Sesuai dugaan Sedhulur, saat Laura mengangkat kepalanya awalnya dia terlihat sedikit malu, baru setelah melihat senyum di bibir Sedhulur ekspresi malunya langsung hilang sepenuhnya, digantikan dengan ekspresi kesal.
Membuat Laura tidak tahan untuk tidak berkata:
"Dasar pria jahat"
Tapi justru melihat reaksinya yang seperti ini, membuat Sedhulur semakin lebar.
Ini adalah pengetahuan dasar, ketika seseorang mulai menggunakan candaan dengan ejekan, berarti orang tersebut tidak lagi menganggap orang yang di beri candaan adalah orang luar.
"Tapi... tetap terimakasih Sedhulur"
Alan merasa dirinya menjadi seperti seorang rubah tua, jadi dia menghentikan senyum di bibirnya.
"Tak masalah"
"Oh ya Sedhulur, tentang permintaanmu sebelumnya, aku sudah menandai objek mencolok yang kuingat ke dalam peta lihatlah..."
Laura berniat menunjukkan hasil pekerjaannya pada Sedhulur, tapi ketika dia berbalik dan melihat peta telah di basahi oleh air matanya sendiri, Laura langsung menunduk malu.
">///<"
Untungnya tinta pada peta tidak luntur, jadi masih tetap bisa di gunakan.

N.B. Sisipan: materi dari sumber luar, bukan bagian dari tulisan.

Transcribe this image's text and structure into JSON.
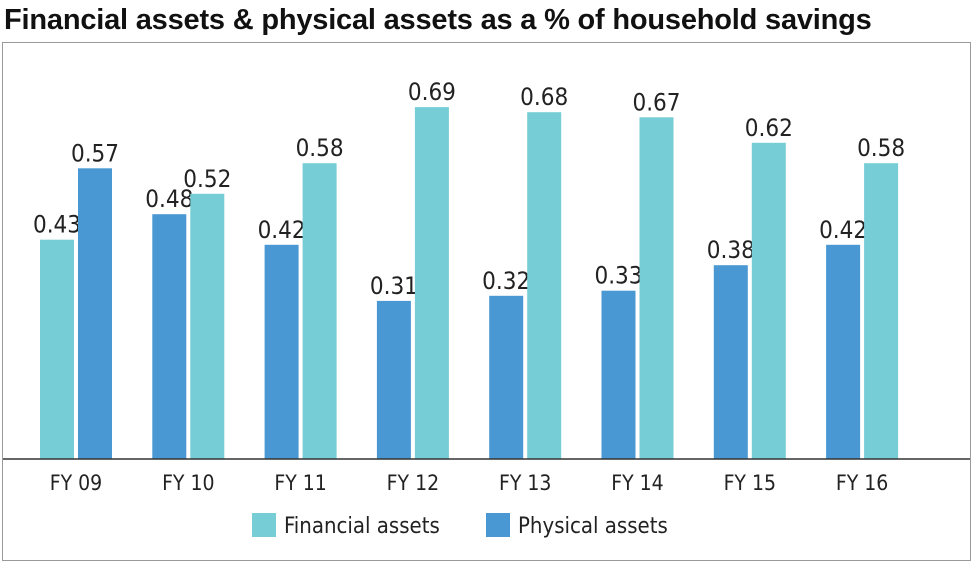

Masalah kertas yang basah seperti ini bukan masalah besar, dengan beberapa mantra Superb magic, Alan bisa memperbaikinya dengan mudah, tapi sebelum itu Alan ingin mengkonfirmasi sesuatu.

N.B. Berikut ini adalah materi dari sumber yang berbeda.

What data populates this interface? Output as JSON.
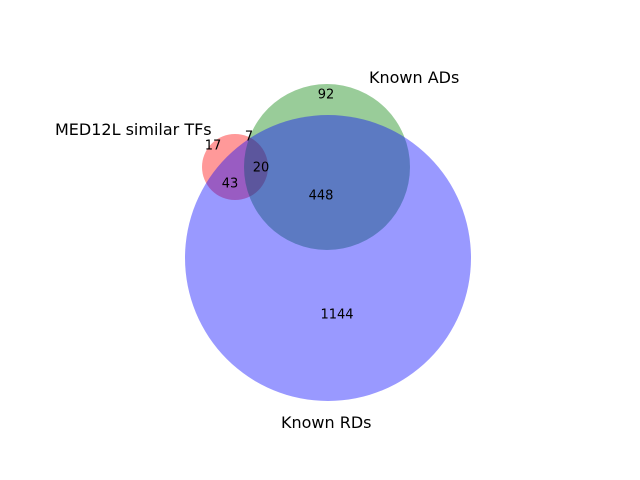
{
  "chart_data": {
    "type": "venn",
    "sets": [
      {
        "name": "MED12L similar TFs",
        "color": "#ff0000"
      },
      {
        "name": "Known ADs",
        "color": "#008000"
      },
      {
        "name": "Known RDs",
        "color": "#0000ff"
      }
    ],
    "regions": [
      {
        "sets": [
          "MED12L similar TFs"
        ],
        "value": 17
      },
      {
        "sets": [
          "Known ADs"
        ],
        "value": 92
      },
      {
        "sets": [
          "Known RDs"
        ],
        "value": 1144
      },
      {
        "sets": [
          "MED12L similar TFs",
          "Known ADs"
        ],
        "value": 7
      },
      {
        "sets": [
          "MED12L similar TFs",
          "Known RDs"
        ],
        "value": 43
      },
      {
        "sets": [
          "Known ADs",
          "Known RDs"
        ],
        "value": 448
      },
      {
        "sets": [
          "MED12L similar TFs",
          "Known ADs",
          "Known RDs"
        ],
        "value": 20
      }
    ],
    "fill_alpha": 0.4
  }
}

Sambil mengeluarkan spidol biru dari tasnya Alan berkata pada Laura.
"Laura, pinjamkan aku telapak tanganmu"
Tanpa bertanya maupun menolak Laura memberikan telapak tangannya. Ini menandakan Laura sudah memberikan sedikit kepercayaan pada sosok Sedhulur.
Menggunakan spidol biru, Alan menulis angka 8 mendatar dengan panah di sisi kanan di atas telapak tangan Laura.
Segera Aroma yang tidak asing tercium di hidung Laura.
"Bau ini... bau darah?" Laura berpikir tinta yang digunakan spidol Sedhulur adalah darah.
"Yup, tinta yang kugunakan adalah darah iblis" Tepatnya ini adalah darah dari kepala pelayan Alfred.
Berikutnya Alan memegangi ujung jari tengah Laura, bibirnya bergerak-gerak mengucapkan mantra dengan sangat lirih.
Dalam pandangan takjub Laura, panah berjalan mengalir pada garis di angka 8, terus berputar hingga Alan melepaskan jari tengah Laura baru panah berhenti.
Alan pun tersenyum.
'Yup dia masih perawan'
"Entah kenapa aku merasa kau memikirkan sesuatu yang tidak sopan padaku, Sedhulur"
"..."
Intuisi terlalu tajam bukan?
"Apa maksudmu Laura, tentu saja tidak"
"Kalau begitu, katakan padaku sihir apa yang baru saja kau rapalkan di atas tanganku!?"
"Baik, ku beritahu padamu itu hannyalah sihir untuk mengecek darahmu"
Aku jujur, sihir ini benar-benar untuk mengecek darah.